Confidence resolution table (R5)¶
| Path | Playbook matched | Verified resolved | Confidence | Eligible for promotion |
|---|---|---|---|---|
| Direct answer | yes | yes | 0.9 | yes |
| Direct answer | yes | no | 0.7 | no |
| Direct answer | no | yes | 0.7 | no |
| Direct answer | no | no | 0.5 | no |
| Synthesis (multi-subagent) | n/a | n/a | model-reported, ≤0.95 | yes if ≥0.9 |
| Read-only turn | n/a | n/a | not recorded | n/a |
The 0.7 / 0.5 buffer rows still get written to rca_outcomes so they can
inform the soft read. Only 0.9 reaches the high-value injection.

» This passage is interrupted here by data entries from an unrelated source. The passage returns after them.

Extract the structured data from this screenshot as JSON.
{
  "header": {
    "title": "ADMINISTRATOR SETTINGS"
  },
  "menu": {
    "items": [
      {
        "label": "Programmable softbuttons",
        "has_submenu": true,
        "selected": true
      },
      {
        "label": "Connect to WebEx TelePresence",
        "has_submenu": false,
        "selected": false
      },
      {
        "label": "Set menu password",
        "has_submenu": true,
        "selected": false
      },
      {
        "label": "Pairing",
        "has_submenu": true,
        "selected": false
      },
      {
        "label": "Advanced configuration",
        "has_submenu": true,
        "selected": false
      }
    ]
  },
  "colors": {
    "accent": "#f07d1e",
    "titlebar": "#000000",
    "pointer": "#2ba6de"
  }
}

Loki dashboard — the operational view¶
A pre-built Grafana dashboard ships at
deploy/grafana/dashboards/reflexion.json. Import it into your Grafana
instance (Dashboards → New → Import) and pick your Loki datasource when
prompted.
Panels:
| Panel | Question it answers |
|---|---|
| Outcomes recorded (24h) | Are we even writing to the table? |
| Verified resolutions (24h) | Are fixes actually fixing? |
| Patterns seeded (24h) | Are new patterns graduating to failure_patterns? |
| Cooldown skips (24h) | Is your test rig inflating counts? |
| Verified vs partial vs regression (rate) | Quality timeseries — verified should dominate |
| Confidence distribution | Are we mostly producing 0.5s, 0.7s, or 0.9s? |
| Pattern seeds (logs) | Audit trail of every promotion |
| Pattern bumps + demotions (logs) | Audit trail of every count bump |
| Reflexion failures (logs) | Async write/verify failures (don't break user response) |
Why a Loki dashboard, not a database query view. The dashboard reads
structured log lines (reflexion: outcome recorded …) emitted at the moment
the event happens. That gives time resolution, retention beyond the DB purge,
and decoupling — even if the DB is briefly unavailable, the log line still
lands. The DB is the source of truth for current state; Loki is the source
of truth for what happened.
The log lines come from:
app/db/memory_store.py—outcome recorded,seeded pattern,cooldown active,bumped pattern,demoted patternapp/agent/nodes/coordinator.py—recorded RCA outcome,failed to schedule outcome write
All prefixed reflexion: so the dashboard's LogQL filters are stable.
Feature flags¶
All knobs live in app/core/config.py. See
Configuration → Reflexion flags for the
full table.
| Flag | Default | Effect |
|---|---|---|
REFLEXION_ENABLED |
True |
Master switch |
REFLEXION_VERIFY_RESOLUTION |
True |
R4 — post-fix verification snapshot |
REFLEXION_REDACT_SECRETS |
True |
R8 — strip credentials before storing manifests |
REFLEXION_PATTERN_COOLDOWN_HOURS |
1 |
R6 — minimum gap between count bumps |
REFLEXION_PATTERN_DECAY_DAYS |
30 |
R6 — read-side filter on stale patterns |
Each can be flipped independently to roll back a specific behavior without disabling the whole subsystem.